La Chine a interdit mardi les exportations vers le Japon de biens à double usage pouvant servir à des fins militaires. Cette décision intervient dans un contexte de fortes tensions entre les deux pays au sujet de Taïwan, île autonome que Pékin revendique comme faisant partie intégrante de son territoire.
Le ministère chinois du Commerce a déclaré dans un communiqué que les exportations de tels articles, pouvant servir à la fois à des fins civiles et militaires, vers les utilisateurs militaires japonais et tout autre utilisateur final susceptible de contribuer au renforcement de la puissance militaire japonaise sont interdites.
Toute personne physique ou morale qui enfreint cette règle en transférant ou en fournissant ces produits fabriqués en Chine à des groupes ou des personnes japonaises s’expose à des poursuites judiciaires, quelle que soit son origine, a-t-il précisé.
L’avis ne mentionne aucun article en particulier, mais certaines exportations, notamment dans le secteur technologique (drones et systèmes de navigation, par exemple), pourraient être adaptées à un usage militaire.
Masaaki Kanai, chef du département Asie-Océanie du ministère japonais des Affaires étrangères, a «fermement protesté» auprès du consul adjoint chinois Shi Yong, selon un communiqué du ministère japonais. M. Kanai a déclaré qu’une mesure visant exclusivement le Japon et s’écartant des pratiques internationales était inacceptable et a exigé son retrait.

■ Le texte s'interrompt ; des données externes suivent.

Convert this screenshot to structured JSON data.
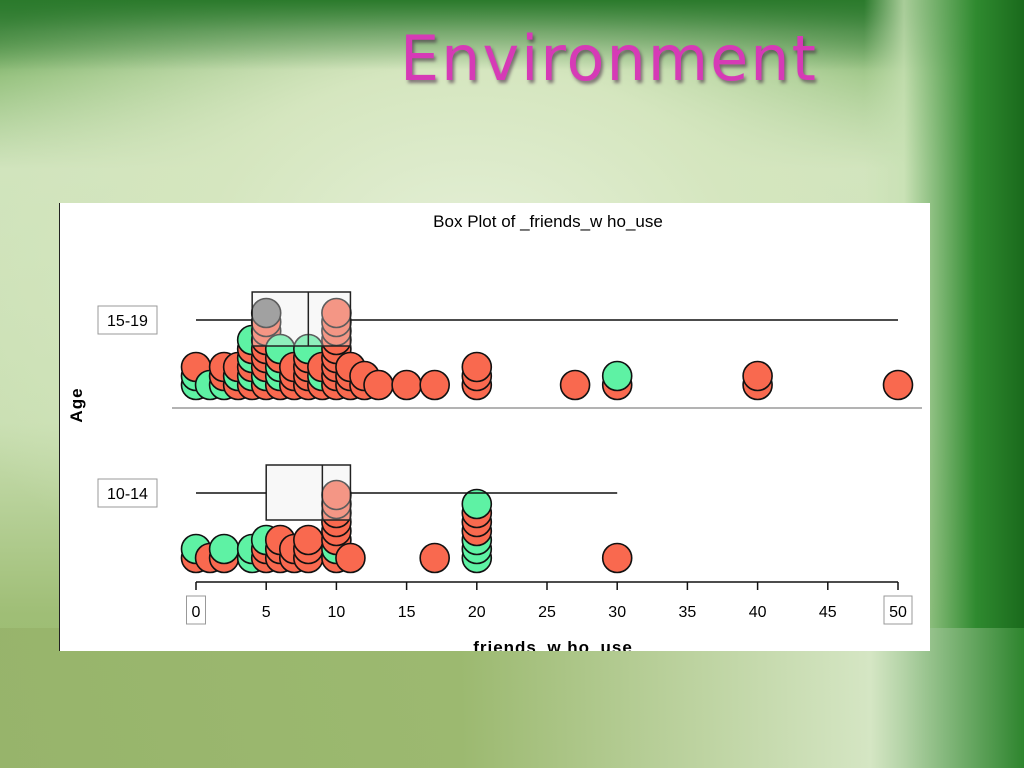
{
  "slide": {
    "title": "Environment"
  },
  "chart_data": {
    "type": "box_dot_plot",
    "title": "Box Plot of _friends_w ho_use",
    "xlabel": "friends_w ho_use",
    "ylabel": "Age",
    "xlim": [
      0,
      50
    ],
    "x_ticks": [
      "0",
      "5",
      "10",
      "15",
      "20",
      "25",
      "30",
      "35",
      "40",
      "45",
      "50"
    ],
    "colors": {
      "red": "#f9694f",
      "green": "#5ef2a4",
      "gray": "#7a7a7a"
    },
    "groups": [
      {
        "name": "15-19",
        "box": {
          "min": 0,
          "q1": 4,
          "median": 8,
          "q3": 11,
          "max": 50
        },
        "points": [
          {
            "x": 0,
            "c": "green"
          },
          {
            "x": 0,
            "c": "green"
          },
          {
            "x": 0,
            "c": "red"
          },
          {
            "x": 1,
            "c": "green"
          },
          {
            "x": 2,
            "c": "green"
          },
          {
            "x": 2,
            "c": "red"
          },
          {
            "x": 2,
            "c": "red"
          },
          {
            "x": 3,
            "c": "red"
          },
          {
            "x": 3,
            "c": "green"
          },
          {
            "x": 3,
            "c": "red"
          },
          {
            "x": 4,
            "c": "red"
          },
          {
            "x": 4,
            "c": "green"
          },
          {
            "x": 4,
            "c": "red"
          },
          {
            "x": 4,
            "c": "green"
          },
          {
            "x": 4,
            "c": "red"
          },
          {
            "x": 4,
            "c": "green"
          },
          {
            "x": 5,
            "c": "red"
          },
          {
            "x": 5,
            "c": "green"
          },
          {
            "x": 5,
            "c": "red"
          },
          {
            "x": 5,
            "c": "red"
          },
          {
            "x": 5,
            "c": "red"
          },
          {
            "x": 5,
            "c": "red"
          },
          {
            "x": 5,
            "c": "red"
          },
          {
            "x": 5,
            "c": "red"
          },
          {
            "x": 5,
            "c": "gray"
          },
          {
            "x": 6,
            "c": "red"
          },
          {
            "x": 6,
            "c": "green"
          },
          {
            "x": 6,
            "c": "green"
          },
          {
            "x": 6,
            "c": "red"
          },
          {
            "x": 6,
            "c": "green"
          },
          {
            "x": 7,
            "c": "red"
          },
          {
            "x": 7,
            "c": "red"
          },
          {
            "x": 7,
            "c": "red"
          },
          {
            "x": 8,
            "c": "red"
          },
          {
            "x": 8,
            "c": "red"
          },
          {
            "x": 8,
            "c": "red"
          },
          {
            "x": 8,
            "c": "red"
          },
          {
            "x": 8,
            "c": "green"
          },
          {
            "x": 9,
            "c": "red"
          },
          {
            "x": 9,
            "c": "green"
          },
          {
            "x": 9,
            "c": "red"
          },
          {
            "x": 10,
            "c": "red"
          },
          {
            "x": 10,
            "c": "red"
          },
          {
            "x": 10,
            "c": "red"
          },
          {
            "x": 10,
            "c": "red"
          },
          {
            "x": 10,
            "c": "red"
          },
          {
            "x": 10,
            "c": "red"
          },
          {
            "x": 10,
            "c": "red"
          },
          {
            "x": 10,
            "c": "red"
          },
          {
            "x": 10,
            "c": "red"
          },
          {
            "x": 11,
            "c": "red"
          },
          {
            "x": 11,
            "c": "red"
          },
          {
            "x": 11,
            "c": "red"
          },
          {
            "x": 12,
            "c": "red"
          },
          {
            "x": 12,
            "c": "red"
          },
          {
            "x": 13,
            "c": "red"
          },
          {
            "x": 15,
            "c": "red"
          },
          {
            "x": 17,
            "c": "red"
          },
          {
            "x": 20,
            "c": "red"
          },
          {
            "x": 20,
            "c": "red"
          },
          {
            "x": 20,
            "c": "red"
          },
          {
            "x": 27,
            "c": "red"
          },
          {
            "x": 30,
            "c": "red"
          },
          {
            "x": 30,
            "c": "green"
          },
          {
            "x": 40,
            "c": "red"
          },
          {
            "x": 40,
            "c": "red"
          },
          {
            "x": 50,
            "c": "red"
          }
        ]
      },
      {
        "name": "10-14",
        "box": {
          "min": 0,
          "q1": 5,
          "median": 9,
          "q3": 11,
          "max": 30
        },
        "points": [
          {
            "x": 0,
            "c": "red"
          },
          {
            "x": 0,
            "c": "green"
          },
          {
            "x": 1,
            "c": "red"
          },
          {
            "x": 2,
            "c": "red"
          },
          {
            "x": 2,
            "c": "green"
          },
          {
            "x": 4,
            "c": "green"
          },
          {
            "x": 4,
            "c": "green"
          },
          {
            "x": 5,
            "c": "red"
          },
          {
            "x": 5,
            "c": "red"
          },
          {
            "x": 5,
            "c": "green"
          },
          {
            "x": 6,
            "c": "red"
          },
          {
            "x": 6,
            "c": "red"
          },
          {
            "x": 6,
            "c": "red"
          },
          {
            "x": 7,
            "c": "red"
          },
          {
            "x": 7,
            "c": "red"
          },
          {
            "x": 8,
            "c": "red"
          },
          {
            "x": 8,
            "c": "red"
          },
          {
            "x": 8,
            "c": "red"
          },
          {
            "x": 10,
            "c": "red"
          },
          {
            "x": 10,
            "c": "green"
          },
          {
            "x": 10,
            "c": "red"
          },
          {
            "x": 10,
            "c": "red"
          },
          {
            "x": 10,
            "c": "red"
          },
          {
            "x": 10,
            "c": "red"
          },
          {
            "x": 10,
            "c": "red"
          },
          {
            "x": 10,
            "c": "red"
          },
          {
            "x": 11,
            "c": "red"
          },
          {
            "x": 17,
            "c": "red"
          },
          {
            "x": 20,
            "c": "green"
          },
          {
            "x": 20,
            "c": "green"
          },
          {
            "x": 20,
            "c": "green"
          },
          {
            "x": 20,
            "c": "red"
          },
          {
            "x": 20,
            "c": "red"
          },
          {
            "x": 20,
            "c": "red"
          },
          {
            "x": 20,
            "c": "green"
          },
          {
            "x": 30,
            "c": "red"
          }
        ]
      }
    ]
  }
}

Les relations entre le Japon et la Chine se sont détériorées à la fin de l’année dernière après que la première ministre japonaise, Sanae Takaichi, a déclaré que l’armée japonaise pourrait intervenir si la Chine prenait des mesures contre Taïwan.
En décembre, le Japon a affirmé que des avions militaires chinois avaient verrouillé leurs radars sur ses chasseurs, malgré une distance de sécurité.

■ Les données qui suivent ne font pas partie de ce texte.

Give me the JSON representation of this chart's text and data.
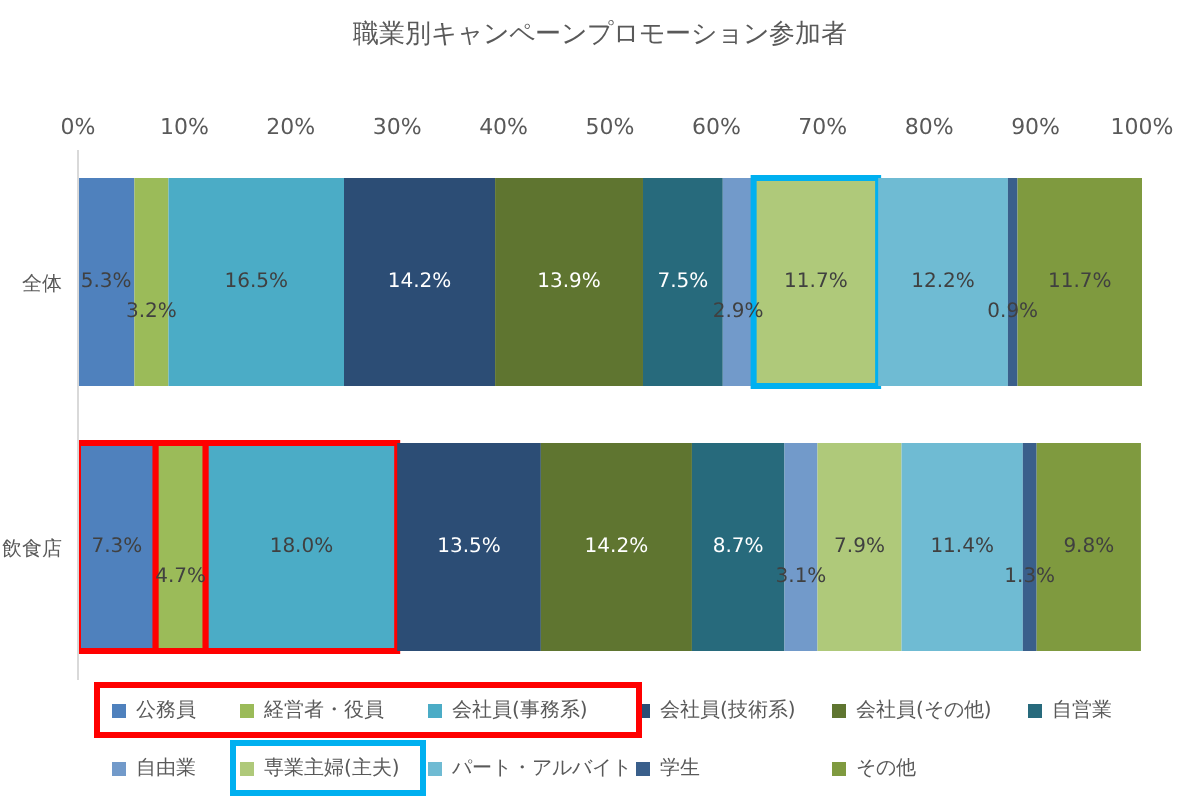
{
  "chart_data": {
    "type": "bar",
    "orientation": "horizontal",
    "stacked": true,
    "title": "職業別キャンペーンプロモーション参加者",
    "categories": [
      "全体",
      "飲食店"
    ],
    "xlim": [
      0,
      100
    ],
    "xticks": [
      {
        "value": 0,
        "label": "0%"
      },
      {
        "value": 10,
        "label": "10%"
      },
      {
        "value": 20,
        "label": "20%"
      },
      {
        "value": 30,
        "label": "30%"
      },
      {
        "value": 40,
        "label": "40%"
      },
      {
        "value": 50,
        "label": "50%"
      },
      {
        "value": 60,
        "label": "60%"
      },
      {
        "value": 70,
        "label": "70%"
      },
      {
        "value": 80,
        "label": "80%"
      },
      {
        "value": 90,
        "label": "90%"
      },
      {
        "value": 100,
        "label": "100%"
      }
    ],
    "grid": false,
    "legend": "bottom",
    "series": [
      {
        "name": "公務員",
        "color": "#4f81bd",
        "values": [
          5.3,
          7.3
        ],
        "value_labels": [
          "5.3%",
          "7.3%"
        ]
      },
      {
        "name": "経営者・役員",
        "color": "#9bbb59",
        "values": [
          3.2,
          4.7
        ],
        "value_labels": [
          "3.2%",
          "4.7%"
        ]
      },
      {
        "name": "会社員(事務系)",
        "color": "#4bacc6",
        "values": [
          16.5,
          18.0
        ],
        "value_labels": [
          "16.5%",
          "18.0%"
        ]
      },
      {
        "name": "会社員(技術系)",
        "color": "#2c4d75",
        "values": [
          14.2,
          13.5
        ],
        "value_labels": [
          "14.2%",
          "13.5%"
        ]
      },
      {
        "name": "会社員(その他)",
        "color": "#5f7530",
        "values": [
          13.9,
          14.2
        ],
        "value_labels": [
          "13.9%",
          "14.2%"
        ]
      },
      {
        "name": "自営業",
        "color": "#276a7c",
        "values": [
          7.5,
          8.7
        ],
        "value_labels": [
          "7.5%",
          "8.7%"
        ]
      },
      {
        "name": "自由業",
        "color": "#729aca",
        "values": [
          2.9,
          3.1
        ],
        "value_labels": [
          "2.9%",
          "3.1%"
        ]
      },
      {
        "name": "専業主婦(主夫)",
        "color": "#afc97a",
        "values": [
          11.7,
          7.9
        ],
        "value_labels": [
          "11.7%",
          "7.9%"
        ]
      },
      {
        "name": "パート・アルバイト",
        "color": "#6fbbd3",
        "values": [
          12.2,
          11.4
        ],
        "value_labels": [
          "12.2%",
          "11.4%"
        ]
      },
      {
        "name": "学生",
        "color": "#3a5f8b",
        "values": [
          0.9,
          1.3
        ],
        "value_labels": [
          "0.9%",
          "1.3%"
        ]
      },
      {
        "name": "その他",
        "color": "#7f9a3f",
        "values": [
          11.7,
          9.8
        ],
        "value_labels": [
          "11.7%",
          "9.8%"
        ]
      }
    ]
  }
}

Tokyo intensifie ses efforts pour renforcer significativement ses capacités militaires afin de contrer les menaces croissantes de la Chine, notamment en doublant ses dépenses annuelles d’armement.

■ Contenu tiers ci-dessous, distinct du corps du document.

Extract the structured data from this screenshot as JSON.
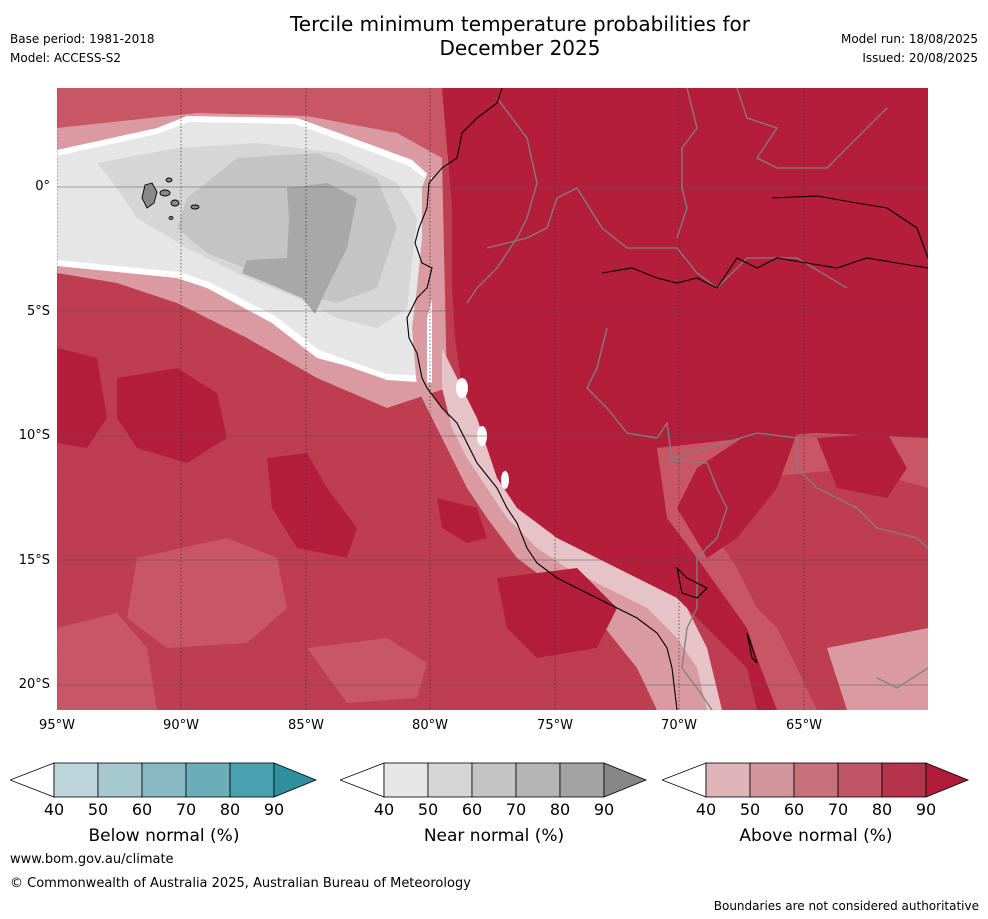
{
  "header": {
    "base_period": "Base period: 1981-2018",
    "model": "Model: ACCESS-S2",
    "title_line1": "Tercile minimum temperature probabilities for",
    "title_line2": "December 2025",
    "model_run": "Model run: 18/08/2025",
    "issued": "Issued: 20/08/2025"
  },
  "map": {
    "lat_labels": [
      "0°",
      "5°S",
      "10°S",
      "15°S",
      "20°S"
    ],
    "lon_labels": [
      "95°W",
      "90°W",
      "85°W",
      "80°W",
      "75°W",
      "70°W",
      "65°W"
    ],
    "colors": {
      "above_80_90": "#b51e3b",
      "above_70_80": "#bf3d51",
      "above_60_70": "#c95665",
      "above_50_60": "#cf737d",
      "above_40_50": "#d99ba1",
      "near_40_50": "#e6e6e6",
      "near_50_60": "#d6d6d6",
      "near_60_70": "#c4c4c4",
      "near_70_80": "#a8a8a8",
      "below_normal_white": "#ffffff"
    }
  },
  "colorbars": [
    {
      "title": "Below normal (%)",
      "ticks": [
        "40",
        "50",
        "60",
        "70",
        "80",
        "90"
      ],
      "colors": [
        "#ffffff",
        "#bcd6dc",
        "#a6c9d0",
        "#89b9c3",
        "#6badb9",
        "#48a1af",
        "#2f8f9f"
      ]
    },
    {
      "title": "Near normal (%)",
      "ticks": [
        "40",
        "50",
        "60",
        "70",
        "80",
        "90"
      ],
      "colors": [
        "#ffffff",
        "#e6e6e6",
        "#d6d6d6",
        "#c4c4c4",
        "#b5b5b5",
        "#a3a3a3",
        "#878787"
      ]
    },
    {
      "title": "Above normal (%)",
      "ticks": [
        "40",
        "50",
        "60",
        "70",
        "80",
        "90"
      ],
      "colors": [
        "#ffffff",
        "#dfb4b9",
        "#d3969c",
        "#c9707b",
        "#bf5566",
        "#b5334b",
        "#b01b3c"
      ]
    }
  ],
  "footer": {
    "url": "www.bom.gov.au/climate",
    "copyright": "© Commonwealth of Australia 2025, Australian Bureau of Meteorology",
    "disclaimer": "Boundaries are not considered authoritative"
  }
}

La semaine dernière, la Chine a lancé des manœuvres militaires de grande envergure autour de Taïwan pendant deux jours pour dissuader ce qu’elle qualifie de forces séparatistes et extérieures.
À cette occasion, le ministre chinois des Affaires étrangères, Wang Yi, a fustigé les «forces indépendantistes» japonaises et taïwanaises. Il a déclaré que les dirigeants japonais actuels contestaient ouvertement la souveraineté territoriale de la Chine et l’ordre international d’après-guerre.
Le Japon a été vaincu lors de la Seconde Guerre mondiale par les États-Unis et leurs alliés.
Lors de sa rencontre avec le président sud-coréen Lee Jae Myung à Pékin lundi, le dirigeant chinois Xi Jinping a évoqué la rivalité historique entre la Chine et la Corée du Sud contre le Japon. Il a appelé les deux pays à «unir leurs forces pour défendre les acquis de la victoire de la Seconde Guerre mondiale et préserver la paix et la stabilité en Asie du Nord-Est».